Today, we report on a New York appellate case, First New York Bank v. Alexander,[1] that affirms basic elements of NYCPLR § 211(b): acknowledging a debt in writing or making partial payment on a judgment will renew the 20-year statute of limitations to enforce the judgment. Otherwise, a money judgment is "presumed to paid and satisfied after the expiration of twenty years..."

The basic facts of this case are as follows: A default judgment is entered against Debtor for $314,735.19 on April 25, 1990. Debtor lists this judgment in a 2005 bankruptcy petition[2]. In 2011, assignee-judgment creditor, The Cradle Company, sought to enforce the judgment through issuance of restraining notices and subpoenas. Shortly thereafter, Debtor sought a judicial declaration that enforcement was time barred under CPLR § 211(b).

The lower trial court held that that Debtor's failure to acknowledge the full amount of the judgment in his bankruptcy petition somehow fell short of the acknowledgement exception of CPLR § 211(b).
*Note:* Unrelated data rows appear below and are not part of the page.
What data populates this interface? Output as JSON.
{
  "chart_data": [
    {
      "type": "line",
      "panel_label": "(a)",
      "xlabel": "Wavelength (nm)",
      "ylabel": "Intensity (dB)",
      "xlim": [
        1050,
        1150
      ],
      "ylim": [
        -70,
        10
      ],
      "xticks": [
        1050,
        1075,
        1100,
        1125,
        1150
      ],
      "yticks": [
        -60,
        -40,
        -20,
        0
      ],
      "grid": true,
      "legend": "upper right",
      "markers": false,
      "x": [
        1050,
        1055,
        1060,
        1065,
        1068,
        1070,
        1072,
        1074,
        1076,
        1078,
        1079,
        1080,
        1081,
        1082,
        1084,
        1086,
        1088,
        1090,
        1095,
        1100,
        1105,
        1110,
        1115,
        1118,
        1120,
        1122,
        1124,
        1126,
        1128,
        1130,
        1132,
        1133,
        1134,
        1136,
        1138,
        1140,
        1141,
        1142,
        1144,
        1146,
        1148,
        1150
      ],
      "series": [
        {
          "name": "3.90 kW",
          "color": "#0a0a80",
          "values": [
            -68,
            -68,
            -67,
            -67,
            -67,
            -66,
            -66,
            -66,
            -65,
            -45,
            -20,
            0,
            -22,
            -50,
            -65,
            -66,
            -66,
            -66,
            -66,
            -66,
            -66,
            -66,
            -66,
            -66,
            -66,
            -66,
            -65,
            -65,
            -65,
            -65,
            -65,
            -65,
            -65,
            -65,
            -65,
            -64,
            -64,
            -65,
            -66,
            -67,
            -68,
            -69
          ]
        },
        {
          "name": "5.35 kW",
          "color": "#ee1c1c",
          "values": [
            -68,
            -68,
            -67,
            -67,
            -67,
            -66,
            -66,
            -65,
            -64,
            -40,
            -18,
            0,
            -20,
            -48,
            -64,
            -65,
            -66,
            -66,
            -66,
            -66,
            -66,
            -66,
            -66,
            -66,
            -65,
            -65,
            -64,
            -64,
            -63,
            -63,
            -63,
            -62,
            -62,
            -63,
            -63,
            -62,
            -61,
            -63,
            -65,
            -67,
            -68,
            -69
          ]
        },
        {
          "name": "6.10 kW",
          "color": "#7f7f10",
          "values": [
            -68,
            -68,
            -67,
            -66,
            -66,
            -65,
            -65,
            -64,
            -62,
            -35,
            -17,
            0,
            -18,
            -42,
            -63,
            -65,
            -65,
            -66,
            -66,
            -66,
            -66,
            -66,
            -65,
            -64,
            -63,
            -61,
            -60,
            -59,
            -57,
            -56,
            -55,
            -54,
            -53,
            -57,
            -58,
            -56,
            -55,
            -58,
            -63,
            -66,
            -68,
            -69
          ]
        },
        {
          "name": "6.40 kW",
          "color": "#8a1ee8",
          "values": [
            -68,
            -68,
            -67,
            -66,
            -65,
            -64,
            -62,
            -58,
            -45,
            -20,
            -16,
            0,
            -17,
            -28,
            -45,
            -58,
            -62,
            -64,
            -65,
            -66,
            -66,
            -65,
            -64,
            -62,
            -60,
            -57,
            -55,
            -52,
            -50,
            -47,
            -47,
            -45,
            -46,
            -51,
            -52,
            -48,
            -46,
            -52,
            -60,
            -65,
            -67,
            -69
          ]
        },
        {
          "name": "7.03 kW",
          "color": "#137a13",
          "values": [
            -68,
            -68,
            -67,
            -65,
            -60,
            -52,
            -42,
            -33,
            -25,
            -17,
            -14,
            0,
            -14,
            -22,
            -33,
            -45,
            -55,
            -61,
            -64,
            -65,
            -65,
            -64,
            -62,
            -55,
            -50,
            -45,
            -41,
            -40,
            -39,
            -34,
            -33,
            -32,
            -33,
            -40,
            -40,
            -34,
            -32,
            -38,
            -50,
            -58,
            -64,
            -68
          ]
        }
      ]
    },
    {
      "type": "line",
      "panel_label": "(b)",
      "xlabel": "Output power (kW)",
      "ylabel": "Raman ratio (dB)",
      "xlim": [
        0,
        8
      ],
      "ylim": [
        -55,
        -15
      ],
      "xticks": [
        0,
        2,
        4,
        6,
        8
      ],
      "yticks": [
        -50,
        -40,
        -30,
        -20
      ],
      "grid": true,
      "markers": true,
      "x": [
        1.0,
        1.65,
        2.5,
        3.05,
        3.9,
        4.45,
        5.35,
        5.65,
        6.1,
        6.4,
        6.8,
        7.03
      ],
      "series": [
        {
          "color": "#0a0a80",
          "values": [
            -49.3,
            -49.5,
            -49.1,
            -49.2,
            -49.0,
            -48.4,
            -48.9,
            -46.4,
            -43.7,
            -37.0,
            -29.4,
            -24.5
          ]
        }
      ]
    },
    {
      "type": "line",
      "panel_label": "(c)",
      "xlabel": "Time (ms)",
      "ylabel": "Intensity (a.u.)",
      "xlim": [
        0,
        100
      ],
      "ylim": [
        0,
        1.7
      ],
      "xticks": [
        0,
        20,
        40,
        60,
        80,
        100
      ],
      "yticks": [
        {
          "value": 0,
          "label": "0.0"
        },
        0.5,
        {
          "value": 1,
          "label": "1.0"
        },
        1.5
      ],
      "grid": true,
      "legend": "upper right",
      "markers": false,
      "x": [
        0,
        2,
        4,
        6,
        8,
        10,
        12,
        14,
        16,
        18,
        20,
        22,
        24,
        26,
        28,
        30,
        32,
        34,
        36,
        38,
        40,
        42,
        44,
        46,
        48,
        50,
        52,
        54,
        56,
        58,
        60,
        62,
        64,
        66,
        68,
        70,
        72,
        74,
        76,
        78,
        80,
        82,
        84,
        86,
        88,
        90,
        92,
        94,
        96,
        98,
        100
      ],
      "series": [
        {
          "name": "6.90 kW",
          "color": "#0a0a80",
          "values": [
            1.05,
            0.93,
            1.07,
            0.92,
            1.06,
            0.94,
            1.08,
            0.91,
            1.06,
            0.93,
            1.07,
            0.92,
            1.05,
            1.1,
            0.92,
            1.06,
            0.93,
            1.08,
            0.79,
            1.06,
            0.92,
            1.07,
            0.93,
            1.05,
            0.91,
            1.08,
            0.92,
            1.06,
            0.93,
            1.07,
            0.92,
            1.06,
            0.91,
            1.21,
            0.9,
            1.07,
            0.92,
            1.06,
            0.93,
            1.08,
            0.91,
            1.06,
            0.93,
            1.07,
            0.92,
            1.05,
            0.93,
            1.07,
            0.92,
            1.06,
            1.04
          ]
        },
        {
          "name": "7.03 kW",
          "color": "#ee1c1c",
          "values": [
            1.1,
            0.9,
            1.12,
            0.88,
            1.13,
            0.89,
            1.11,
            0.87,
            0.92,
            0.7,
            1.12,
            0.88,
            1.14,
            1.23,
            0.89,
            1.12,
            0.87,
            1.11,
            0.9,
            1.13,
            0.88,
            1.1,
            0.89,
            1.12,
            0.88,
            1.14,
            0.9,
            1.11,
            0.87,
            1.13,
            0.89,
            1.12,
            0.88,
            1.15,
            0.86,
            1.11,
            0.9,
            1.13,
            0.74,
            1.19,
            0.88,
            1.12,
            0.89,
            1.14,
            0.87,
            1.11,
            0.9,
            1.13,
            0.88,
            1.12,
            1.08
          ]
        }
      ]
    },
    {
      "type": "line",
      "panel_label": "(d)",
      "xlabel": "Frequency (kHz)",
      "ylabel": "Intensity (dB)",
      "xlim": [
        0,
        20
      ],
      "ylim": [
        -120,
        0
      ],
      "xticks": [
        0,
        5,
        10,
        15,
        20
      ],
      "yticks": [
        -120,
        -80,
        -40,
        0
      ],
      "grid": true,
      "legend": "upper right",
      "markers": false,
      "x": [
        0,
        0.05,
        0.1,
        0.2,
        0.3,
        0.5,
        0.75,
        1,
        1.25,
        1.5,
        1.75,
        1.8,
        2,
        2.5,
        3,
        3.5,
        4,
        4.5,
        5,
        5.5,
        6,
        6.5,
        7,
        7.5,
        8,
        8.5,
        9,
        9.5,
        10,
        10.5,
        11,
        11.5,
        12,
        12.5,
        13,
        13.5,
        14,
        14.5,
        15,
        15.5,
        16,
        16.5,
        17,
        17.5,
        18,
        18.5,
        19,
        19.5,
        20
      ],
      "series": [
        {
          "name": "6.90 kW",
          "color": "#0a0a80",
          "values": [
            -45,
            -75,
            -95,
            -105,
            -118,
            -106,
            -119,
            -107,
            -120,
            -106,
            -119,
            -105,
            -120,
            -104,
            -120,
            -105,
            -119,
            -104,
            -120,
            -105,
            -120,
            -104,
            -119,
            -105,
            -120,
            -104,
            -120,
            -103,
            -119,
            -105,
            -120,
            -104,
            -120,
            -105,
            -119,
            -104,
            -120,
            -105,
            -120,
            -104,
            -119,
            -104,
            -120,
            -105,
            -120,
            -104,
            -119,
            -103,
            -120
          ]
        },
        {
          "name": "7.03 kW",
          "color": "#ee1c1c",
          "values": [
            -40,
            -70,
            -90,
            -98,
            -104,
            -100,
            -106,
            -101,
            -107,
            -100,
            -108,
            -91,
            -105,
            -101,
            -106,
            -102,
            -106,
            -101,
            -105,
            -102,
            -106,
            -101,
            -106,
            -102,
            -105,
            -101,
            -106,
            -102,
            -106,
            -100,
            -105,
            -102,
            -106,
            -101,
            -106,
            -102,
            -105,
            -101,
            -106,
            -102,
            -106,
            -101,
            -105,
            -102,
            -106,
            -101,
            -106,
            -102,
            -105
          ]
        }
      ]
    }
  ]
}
The Appellate Division, First Department reversed, citing other cases that hold that "an acknowledgment need not list the amount owed, the character of the obligation, a promise to pay the debt; A mere recognition of the judgment is enough.



[1] First New York Bank for Business v. Alexander, 2013 N.Y. Slip Op. 10796 (First Dep't).

[2] The wrong amount and the wrong courthouse were listed on the bankruptcy petition, two inaccuracies that did not alter the issue in this appeal but which may have contributed to the debt's nondischargeability in the Chapter 7 proceeding.